Death by finance
I often marvel at how multi-talented emerging designers have to be to break through and make it. It’s not enough to make beautiful, interesting clothes – financial and commercial concerns lie in a delicate balance with creativity. In the last 10 years, two great British brands bit the dust, Luella and Meadham Kirchhoff. Luella, which shut up shop in 2009, was a label I loved and tried to replicate with vintage and high street finds. One of my favourite collections was AW08; a rather literal take on a witches coven, complete with pumpkin coloured tights and pointy hats.
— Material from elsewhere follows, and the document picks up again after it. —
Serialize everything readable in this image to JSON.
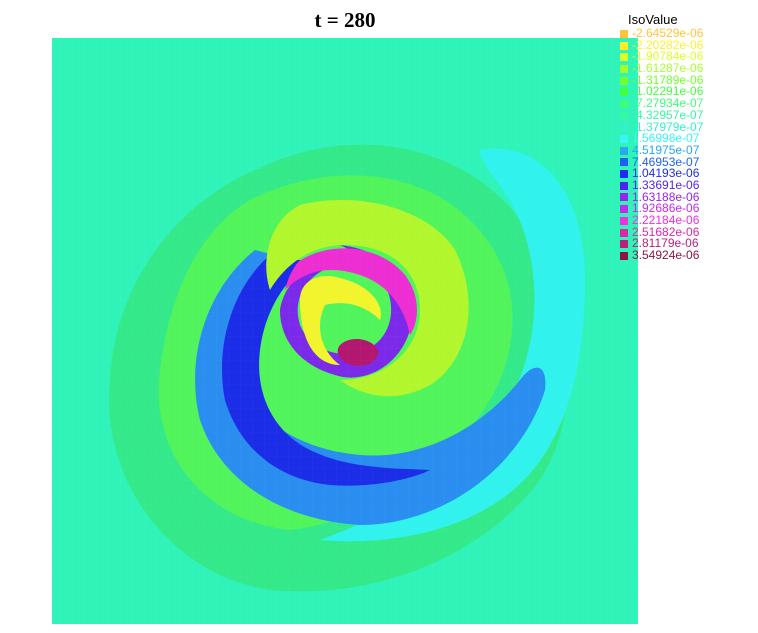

Luella Bartley has made welcome return to fashion, designing for Marc for Marc Jacobs with Katie Hillier. In March this year the pair launched their own label, Hillier Bartley, which is more sophisticated and restrained than Luella; no bad thing in my book. The pink bell sleeved gown and velvet culottes are high on my fantasy wish-list.
There were rumours that Meadham Kirchhoff was in trouble months before Edward Meadham confirmed the label was ‘dead’: ‘Meadham Kirchhoff wasn’t killed by the fashion industry, it was killed largely by itself. We were in a quagmire of debt and it was impossible to keep up with anything’ he told i-D magazine. One of London’s most celebrated, creative and rebellious labels met an untimely demise.
Their tour de force moment was the SS12 collection, A wolf in lamb’s clothing, which blended Courtney Love, pantomime camp with fluffy, cartoonish innocence and exquisitely made clothes.
You might look at MK collections and speculate that a brand so anti-commercial was never going to last. This isn’t necessarily the case; designers can push the envelope and still be financially viable. However, it’s a massive and complicated undertaking. Fashion is becoming more generic and the loss of Meadham Kirchhoff is a hit against the ingenuity which the industry is supposed to thrive on.
Meadham Kirchhoff collaborated with Topshop a couple of years back, and I found this dress lurking in the back of my wardrobe. Layered over this pumpkin turtle-neck from The Reformation, it reminds me of Luella’s witches collection.
I hope Benjamin Kirchhoff and Edward Meadham will find a new place in the buisness. We need mavericks with an uncompromising approach creativity to push an increasingly bland industry into more interesting, experimental territory.